Reid has been outspoken in his support for repealing the measure, but "he, of course, can't do it alone," his spokesman Jim Manley told The Washington Post.

In September, Republicans voted down a motion to proceed to debate after Reid added an immigration measure to the defense bill and prohibited Republicans from adding amendments of their own.

But with the Pentagon preparing to release its report on the effects of repealing DADT, top Senate Democrats may find themselves in a better position to repeal the ban, according to senior members of a progressive think tank.

In a conference call on Tuesday, Winnie Stachelberg, the senior vice president for external affairs at the Center for American Progress Action Fund, told reporters that the liberal think tank has identified ten senators who have said they might be willing to vote for repeal given the chance to review the Pentagon reports.
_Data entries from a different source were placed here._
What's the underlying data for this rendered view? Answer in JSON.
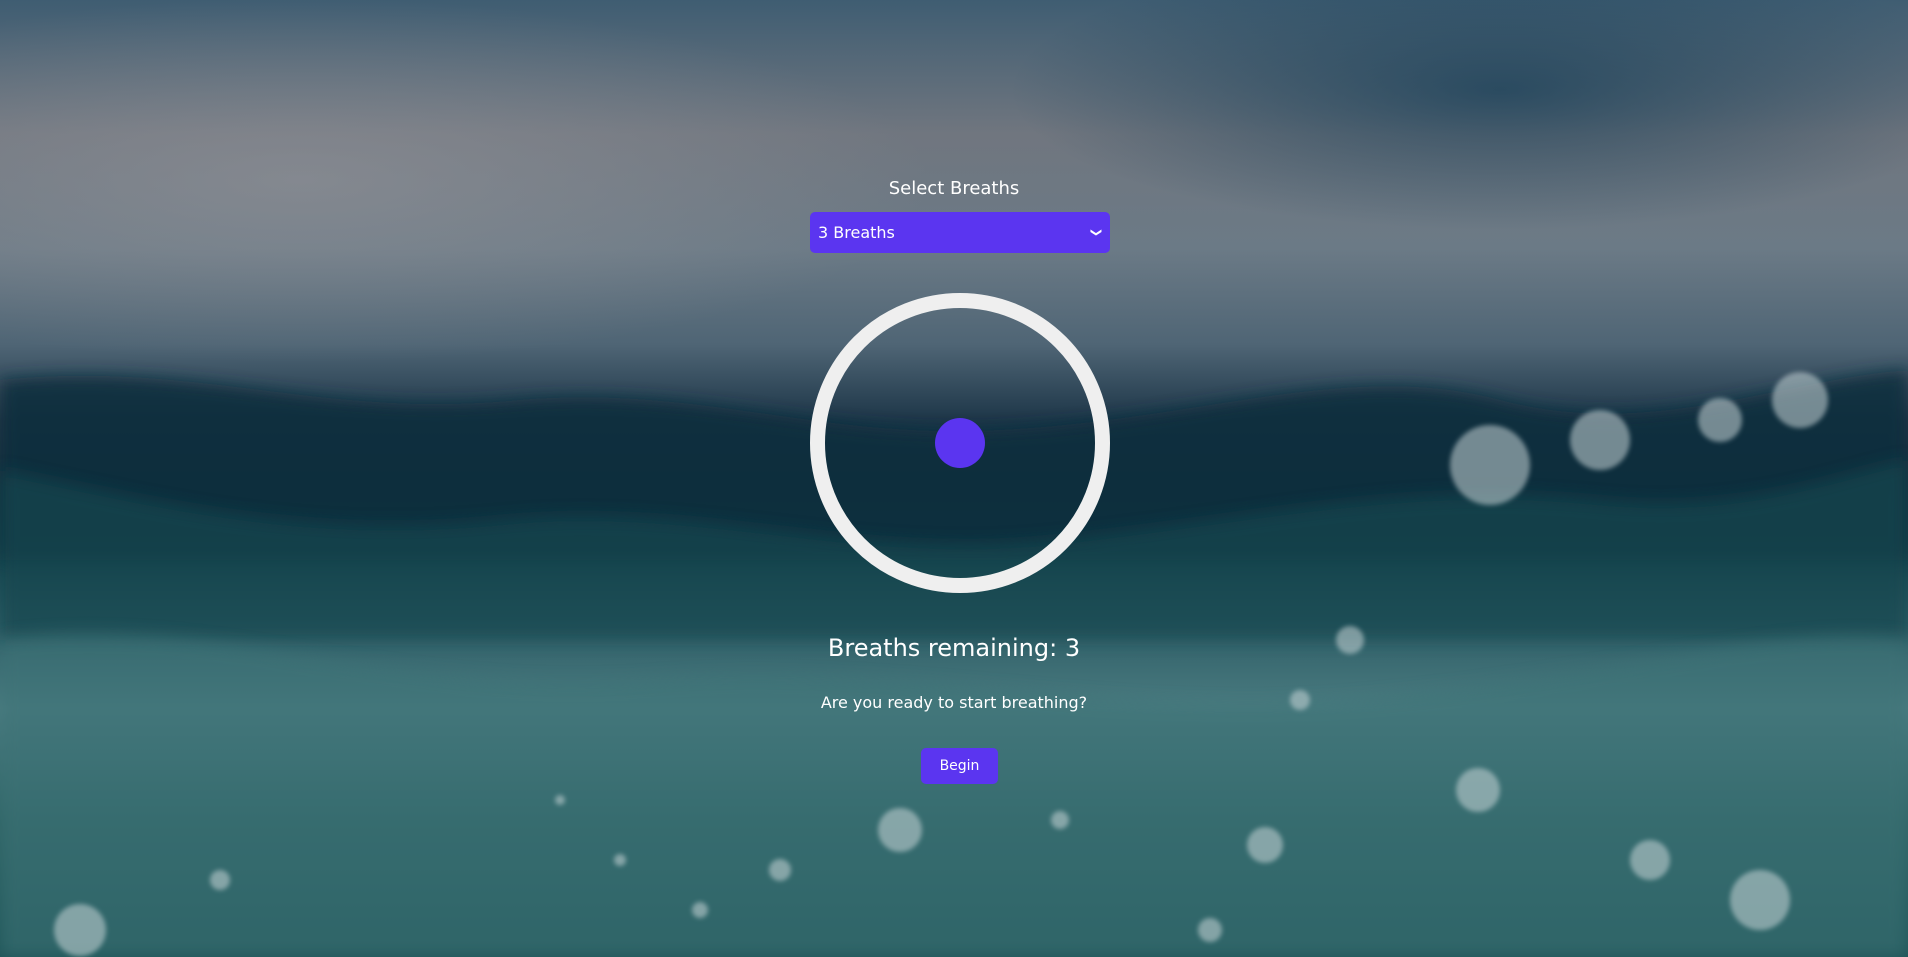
{
  "selector": {
    "label": "Select Breaths",
    "selected": "3 Breaths",
    "chevron_icon": "chevron-down-icon"
  },
  "status": {
    "remaining": "Breaths remaining: 3",
    "prompt": "Are you ready to start breathing?"
  },
  "actions": {
    "begin_label": "Begin"
  },
  "colors": {
    "accent": "#5b35f0",
    "ring": "#efefef",
    "text": "#ffffff"
  }
}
"They want to take a look at what the study says, and hear from the troops and military leaders before deciding," said Stachelberg.

That sentiment is echoed by Defense Secretary Robert Gates, who told reporters traveling with him to Australia this weekend that he would like to see Congress take action after the Pentagon releases its report. "I would like to see the repeal of 'Don't Ask, Don't Tell,' but I'm not sure what the prospects for that are," he added. "We'll just have to see."
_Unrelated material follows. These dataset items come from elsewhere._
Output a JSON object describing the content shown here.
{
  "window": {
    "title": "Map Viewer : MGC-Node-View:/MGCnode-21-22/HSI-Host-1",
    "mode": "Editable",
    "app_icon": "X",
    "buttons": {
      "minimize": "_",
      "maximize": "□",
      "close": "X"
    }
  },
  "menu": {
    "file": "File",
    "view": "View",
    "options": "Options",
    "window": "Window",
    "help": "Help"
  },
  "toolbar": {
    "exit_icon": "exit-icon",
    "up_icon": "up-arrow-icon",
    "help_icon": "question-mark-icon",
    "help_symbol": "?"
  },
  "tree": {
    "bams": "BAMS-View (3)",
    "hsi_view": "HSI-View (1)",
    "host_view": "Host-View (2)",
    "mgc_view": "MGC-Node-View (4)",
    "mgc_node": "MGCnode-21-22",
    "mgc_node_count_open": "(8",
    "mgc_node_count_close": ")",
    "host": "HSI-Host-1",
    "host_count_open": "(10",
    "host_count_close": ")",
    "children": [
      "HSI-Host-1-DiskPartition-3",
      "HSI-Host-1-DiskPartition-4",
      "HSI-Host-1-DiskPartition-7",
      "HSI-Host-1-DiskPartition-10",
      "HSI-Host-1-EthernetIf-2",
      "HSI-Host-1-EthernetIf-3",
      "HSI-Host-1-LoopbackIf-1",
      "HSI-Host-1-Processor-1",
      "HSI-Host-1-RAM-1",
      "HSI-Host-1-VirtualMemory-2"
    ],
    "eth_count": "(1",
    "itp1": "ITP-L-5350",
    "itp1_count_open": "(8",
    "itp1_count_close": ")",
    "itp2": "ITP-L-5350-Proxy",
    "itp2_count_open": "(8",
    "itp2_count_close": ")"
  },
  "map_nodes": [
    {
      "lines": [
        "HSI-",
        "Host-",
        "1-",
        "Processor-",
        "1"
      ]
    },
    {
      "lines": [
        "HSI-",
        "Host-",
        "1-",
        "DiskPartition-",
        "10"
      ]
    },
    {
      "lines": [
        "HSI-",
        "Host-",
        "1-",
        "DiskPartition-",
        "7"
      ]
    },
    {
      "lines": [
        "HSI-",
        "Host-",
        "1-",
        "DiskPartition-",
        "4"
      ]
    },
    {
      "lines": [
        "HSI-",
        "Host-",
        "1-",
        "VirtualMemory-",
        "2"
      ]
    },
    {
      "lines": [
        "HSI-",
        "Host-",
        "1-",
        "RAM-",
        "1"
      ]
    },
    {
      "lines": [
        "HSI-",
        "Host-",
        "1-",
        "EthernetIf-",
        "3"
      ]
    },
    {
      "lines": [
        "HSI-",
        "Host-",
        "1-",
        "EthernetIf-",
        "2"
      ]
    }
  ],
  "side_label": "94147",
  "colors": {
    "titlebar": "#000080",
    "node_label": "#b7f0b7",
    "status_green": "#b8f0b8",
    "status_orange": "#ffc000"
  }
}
Senators who've claimed their ultimate decision will rest on the Pentagon report include Sens. Brown, Lindsey Graham (R-S.C.), Judd Gregg (R-N.H.), Sen. John McCain (R-Ariz.), Mark Pryor (D-Ark.), Olympia Snowe (R-Maine), George Voinovich (R-Ohio) and Jim Webb (D-Va.), as well as Senator-elect Mark Kirk (R-Ill.) and Senator-elect Joe Manchin (D-W.Va.). Though the fact that McCain is the very member in negotiations with Levin to strip the ban from the defense bill calls the validity of Stachelberg's list into question.
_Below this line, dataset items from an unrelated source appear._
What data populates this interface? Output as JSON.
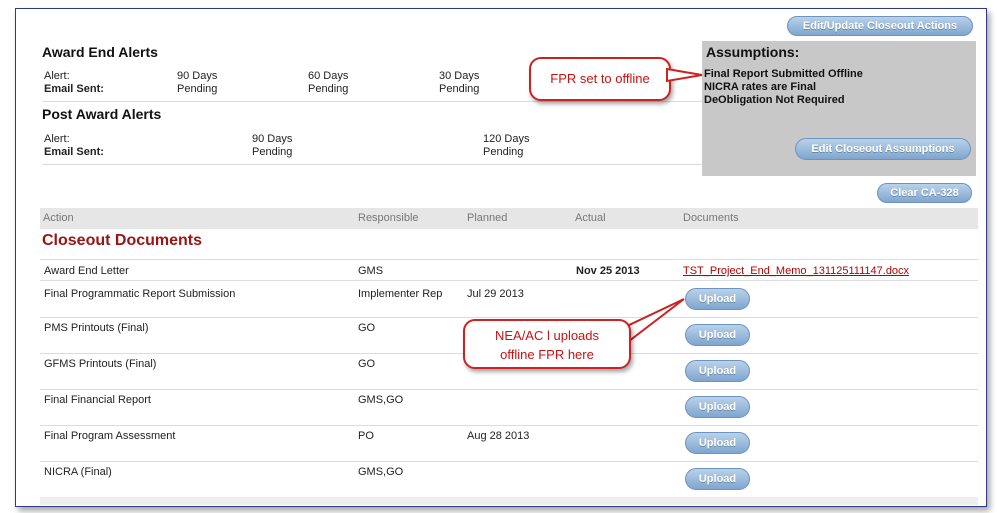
{
  "buttons": {
    "edit_update": "Edit/Update Closeout Actions",
    "edit_assumptions": "Edit Closeout Assumptions",
    "clear_ca": "Clear CA-328",
    "upload": "Upload"
  },
  "award_end_alerts": {
    "title": "Award End Alerts",
    "alert_label": "Alert:",
    "email_label": "Email Sent:",
    "cols": [
      {
        "days": "90 Days",
        "status": "Pending"
      },
      {
        "days": "60 Days",
        "status": "Pending"
      },
      {
        "days": "30 Days",
        "status": "Pending"
      }
    ]
  },
  "post_award_alerts": {
    "title": "Post Award Alerts",
    "alert_label": "Alert:",
    "email_label": "Email Sent:",
    "cols": [
      {
        "days": "90 Days",
        "status": "Pending"
      },
      {
        "days": "120 Days",
        "status": "Pending"
      }
    ]
  },
  "assumptions": {
    "title": "Assumptions:",
    "lines": [
      "Final Report Submitted Offline",
      "NICRA rates are Final",
      "DeObligation Not Required"
    ]
  },
  "table": {
    "headers": [
      "Action",
      "Responsible",
      "Planned",
      "Actual",
      "Documents"
    ],
    "section_title": "Closeout Documents",
    "rows": [
      {
        "action": "Award End Letter",
        "responsible": "GMS",
        "planned": "",
        "actual": "Nov 25 2013",
        "document": "TST_Project_End_Memo_131125111147.docx"
      },
      {
        "action": "Final Programmatic Report Submission",
        "responsible": "Implementer Rep",
        "planned": "Jul 29 2013",
        "actual": "",
        "document": ""
      },
      {
        "action": "PMS Printouts (Final)",
        "responsible": "GO",
        "planned": "",
        "actual": "",
        "document": ""
      },
      {
        "action": "GFMS Printouts (Final)",
        "responsible": "GO",
        "planned": "",
        "actual": "",
        "document": ""
      },
      {
        "action": "Final Financial Report",
        "responsible": "GMS,GO",
        "planned": "",
        "actual": "",
        "document": ""
      },
      {
        "action": "Final Program Assessment",
        "responsible": "PO",
        "planned": "Aug 28 2013",
        "actual": "",
        "document": ""
      },
      {
        "action": "NICRA (Final)",
        "responsible": "GMS,GO",
        "planned": "",
        "actual": "",
        "document": ""
      }
    ]
  },
  "callouts": {
    "fpr": "FPR set to offline",
    "nea_line1": "NEA/AC l uploads",
    "nea_line2": "offline FPR here"
  }
}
Other senators are vocally supporting repeal of DADT, but it's not clear their support will be enough.

On Tuesday, Democratic Sens. Kirsten Gillibrand of New York and Mark Udall of Colorado, along with Connecticut Independent Joe Lieberman, called on Congress to "act immediately" and "pass a defense authorization bill and repeal 'Don't Ask, Don't Tell' during the lame duck session."

And on Monday the Obama administration reiterated its support for repealing the ban as well. "The White House opposes any effort to strip 'Don't Ask, Don't Tell' from the National Defense Authorization Act," White House communications director Dan Pfeiffer said in a statement. "It's not whether" the ban will end, White House spokesman Robert Gibbs told Huffpost's Sam Stein, "but how."

The Pentagon report is scheduled to land on Gates's desk on December 1.